Main machine is this:

Image

...an AMD Sempron 140, 2.5 GB DDR2 RAM, an MSI GeForce 9600GT, and a miserable 250 GB hard drive on an ASRock N68-S mobo. All in a really bad Blueberry case. The monitor is a Dell 1704FPVt, and the best part of the whole setup. Right now it's running Arch + Gnome 3 for testing purposes (in other words, do I want to install Gnome on GF's laptop? The answer is a big-ass NO so far). Other things to note are: the Sony MDR-ZX100 headphones, the Sony Ericcson xperia mini pro, the Logitech LS2 speakers, the sexy carpet and this:

Image

It's a ThinkPad R51 with 256 MB mem, 40 GB hard drive, and an Intel Pentium M (1.6 GHz, iirc), and most of all a broken screen. I really want to fix it up, but for now it's impossible to find the parts for it here. Specifically I'm looking for an LCD cable, but so far I only found one, and that was for 15 inch models (this is 14). It could also use at least another 256 MB RAM and a new battery...

Re: show us your iron

Posted: Wed Dec 18, 2013 8:12 pm
by GekkoP
^ My Aspire 1304XC could only benefit from a new battery. I added 512MB of RAM (now is 640) and a tp-link usb wireless adapter, but it only runs without battery at the moment. Not much of a laptop, I know.

Re: show us your iron

Posted: Wed Dec 18, 2013 10:31 pm
by pidsley
gurtid wrote:Viivan is an old hp dc7600 with pentiumD 945, 2G ram, onboard intel graphics, 500Gb spinning disk. Running Bakewell (very, very well) and Vista (very, very poorly)
I love the hp dc series machines.

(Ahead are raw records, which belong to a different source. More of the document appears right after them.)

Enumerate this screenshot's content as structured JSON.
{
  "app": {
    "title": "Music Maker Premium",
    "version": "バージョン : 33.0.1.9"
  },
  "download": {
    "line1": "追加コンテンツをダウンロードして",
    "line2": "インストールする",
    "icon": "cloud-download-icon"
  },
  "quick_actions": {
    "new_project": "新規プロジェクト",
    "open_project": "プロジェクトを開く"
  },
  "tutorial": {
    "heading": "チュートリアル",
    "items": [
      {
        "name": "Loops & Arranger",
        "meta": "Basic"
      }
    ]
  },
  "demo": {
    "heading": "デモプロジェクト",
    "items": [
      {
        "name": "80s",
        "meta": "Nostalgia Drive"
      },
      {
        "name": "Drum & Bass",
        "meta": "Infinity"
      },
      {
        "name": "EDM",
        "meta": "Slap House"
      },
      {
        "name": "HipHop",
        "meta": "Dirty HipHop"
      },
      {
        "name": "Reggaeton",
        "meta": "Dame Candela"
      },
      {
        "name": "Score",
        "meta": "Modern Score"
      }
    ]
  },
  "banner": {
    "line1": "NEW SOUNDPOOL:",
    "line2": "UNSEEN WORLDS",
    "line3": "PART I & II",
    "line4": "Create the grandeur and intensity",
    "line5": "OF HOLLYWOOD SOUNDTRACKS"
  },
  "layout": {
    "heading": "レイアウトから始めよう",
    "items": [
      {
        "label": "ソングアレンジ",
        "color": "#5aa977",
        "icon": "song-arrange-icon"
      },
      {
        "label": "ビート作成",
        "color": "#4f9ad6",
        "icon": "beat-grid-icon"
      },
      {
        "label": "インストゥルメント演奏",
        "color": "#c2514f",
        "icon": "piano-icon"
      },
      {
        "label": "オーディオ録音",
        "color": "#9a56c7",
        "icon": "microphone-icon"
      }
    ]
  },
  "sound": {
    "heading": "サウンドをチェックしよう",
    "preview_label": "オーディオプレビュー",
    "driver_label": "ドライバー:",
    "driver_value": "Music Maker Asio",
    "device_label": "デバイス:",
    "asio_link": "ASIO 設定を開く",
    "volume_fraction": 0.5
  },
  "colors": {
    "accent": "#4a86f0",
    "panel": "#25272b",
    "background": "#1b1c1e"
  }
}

They were built primarily for business use so they are solid. They are very different from the consumer-model HP Pavilions.
kexolino wrote: Main machine is this:
It looks like that under my desk too. Well, maybe not quite that bad. :)

Re: show us your iron

Posted: Thu Dec 19, 2013 12:12 am
by kexolino
@Gekko: If you can find a new battery for cheap, then I'd say go for it, if nothing else, it could be a backup laptop or a portable make-people-go-wtf machine with the framebuffer xD

@pids: yup, it's quite the mess down there, and there are even more cables behind the case!